When bees perform their regular waggle dance, they do so by moving the backs of their bodies. But in these new observations within the hive at night, researchers noticed the bees also making micro vibrations with their wings which resembles a pulse.
How often the bees were doing this clearly shows that they weren’t using it as part of their foraging communication. Moreover, there’s no need to show others where food is when they’re in the hive, the dances typically take place in the daytime when the bees are out and about.
But when there was a knock on the side of the hive or the bees bumped into one another within the hive, this is when the wing pulsating happened. It’s pretty cute to consider the notion that this is a bee’s reaction when you make it jump.

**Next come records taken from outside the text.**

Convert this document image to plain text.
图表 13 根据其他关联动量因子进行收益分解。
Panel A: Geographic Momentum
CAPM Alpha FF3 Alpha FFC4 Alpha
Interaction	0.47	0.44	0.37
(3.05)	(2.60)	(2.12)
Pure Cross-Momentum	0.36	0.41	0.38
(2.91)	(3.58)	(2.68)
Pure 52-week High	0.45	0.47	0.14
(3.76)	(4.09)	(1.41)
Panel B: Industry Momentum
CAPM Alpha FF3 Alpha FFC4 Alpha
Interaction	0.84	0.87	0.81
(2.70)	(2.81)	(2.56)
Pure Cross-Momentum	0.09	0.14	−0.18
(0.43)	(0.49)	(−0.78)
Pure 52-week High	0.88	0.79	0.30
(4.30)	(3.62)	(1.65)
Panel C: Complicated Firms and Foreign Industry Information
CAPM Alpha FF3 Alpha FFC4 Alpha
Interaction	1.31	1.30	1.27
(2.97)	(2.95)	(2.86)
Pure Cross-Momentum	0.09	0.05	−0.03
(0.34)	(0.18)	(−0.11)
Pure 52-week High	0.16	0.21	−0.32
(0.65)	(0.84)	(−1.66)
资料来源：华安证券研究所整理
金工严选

But there’s more to it than that. These wing pulsations serve as a way of telling other members of the hive that there may be danger and that they need to flee the hive. Of course, every time a bee bumps into another one and pulses its wing, your entire colony isn’t going to fly away; bees are much more intelligent than to react at the smallest pulse.
Bees have long mystified humans with their strange behavior but when you look closely and pay attention, it’s not difficult to see why they do the things they do.
You’ll often see bees pulsating at the abdomen and this can look quite alarming. Many people think that something is wrong with the bee but in actual fact, it’s just breathing. Since bees do not have lungs, they breathe in a very different manner to humans, contracting their flight muscles in order to open and close valves that allow air to flow through their bodies.
Moreover, bees use various forms of pulsating to communicate with other members of the hive. This may be to tell them where food is located but can also be done to signal distress or alarm. So, if you have ever asked yourself why bees pulsate, now you know!